36. Bölüm

2K 78 0
                                    


     "Bu görüntü gerçek mi?" Gökçe'nin gayriihtiyari sorduğu soruyla ondan tarafa dönerken Sude ve Ateş'in de dans etmeyi bırakmış olduğunu gördüm. "Maalesef canım, acı ama gerçek!" Sude, tiksintiyle konuşurken gözlerini kısmış bir halde Acar'a bakıyordu.

   Şebnem abla ve Mete de oturmuştu galiba, ortalıkta görünmüyorlardı. Tam o sırada kafama dank eden şeyle ise nefesimi tuttum. Biz hâlâ Ekim'le tabiri caizse sarılır bir vaziyette duruyorduk! Ve daha da önemlisi o, bunu bozmak için herhangi bir harekette bulunmuyordu!

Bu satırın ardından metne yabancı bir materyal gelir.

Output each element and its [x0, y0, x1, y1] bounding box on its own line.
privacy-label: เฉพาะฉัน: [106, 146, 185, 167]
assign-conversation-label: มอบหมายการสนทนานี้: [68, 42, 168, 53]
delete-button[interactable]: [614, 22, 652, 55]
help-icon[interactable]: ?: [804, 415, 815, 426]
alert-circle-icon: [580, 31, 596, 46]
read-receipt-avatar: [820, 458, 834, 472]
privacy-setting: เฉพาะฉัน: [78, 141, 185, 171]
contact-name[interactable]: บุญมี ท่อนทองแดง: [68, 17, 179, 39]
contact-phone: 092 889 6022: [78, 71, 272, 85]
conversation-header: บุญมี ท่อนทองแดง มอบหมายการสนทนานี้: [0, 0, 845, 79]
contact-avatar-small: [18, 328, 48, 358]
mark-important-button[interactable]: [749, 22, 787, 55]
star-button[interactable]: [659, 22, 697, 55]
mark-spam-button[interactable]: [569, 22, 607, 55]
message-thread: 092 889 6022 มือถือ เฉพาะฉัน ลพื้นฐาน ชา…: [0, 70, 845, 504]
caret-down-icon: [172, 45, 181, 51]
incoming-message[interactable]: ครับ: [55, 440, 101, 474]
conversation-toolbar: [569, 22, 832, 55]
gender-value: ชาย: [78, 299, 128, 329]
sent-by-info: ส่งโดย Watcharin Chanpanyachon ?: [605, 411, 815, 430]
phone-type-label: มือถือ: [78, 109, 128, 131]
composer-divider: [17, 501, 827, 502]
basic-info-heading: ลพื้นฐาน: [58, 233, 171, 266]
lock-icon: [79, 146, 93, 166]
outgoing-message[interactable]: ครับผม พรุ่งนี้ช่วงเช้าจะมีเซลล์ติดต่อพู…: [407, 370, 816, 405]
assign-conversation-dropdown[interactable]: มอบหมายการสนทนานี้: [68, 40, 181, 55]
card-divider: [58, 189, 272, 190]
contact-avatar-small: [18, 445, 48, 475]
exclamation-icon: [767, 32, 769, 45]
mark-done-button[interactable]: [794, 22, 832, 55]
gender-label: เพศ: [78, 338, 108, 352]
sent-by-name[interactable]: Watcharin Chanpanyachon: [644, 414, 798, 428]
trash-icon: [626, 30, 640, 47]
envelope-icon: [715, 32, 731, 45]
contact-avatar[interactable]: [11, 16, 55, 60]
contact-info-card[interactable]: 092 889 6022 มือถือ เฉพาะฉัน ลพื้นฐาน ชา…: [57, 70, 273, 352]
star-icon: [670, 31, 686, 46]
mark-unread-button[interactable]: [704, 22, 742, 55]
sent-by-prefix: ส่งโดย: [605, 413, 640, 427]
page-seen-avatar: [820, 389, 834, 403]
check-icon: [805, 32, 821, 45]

    "Ne bakıyorsunuz öyle yahu? Hiç kambersiz düğün olur mu?" Tek elini beline koyan Acar ise hâlâ bize, daha doğrusu Sude'ye bakıyordu. "Ee, pasta neli?" Hiçbirimizi poposuna takmadan masanın baş köşesine kurulup bacak bacak üstüne attı ve devam etti.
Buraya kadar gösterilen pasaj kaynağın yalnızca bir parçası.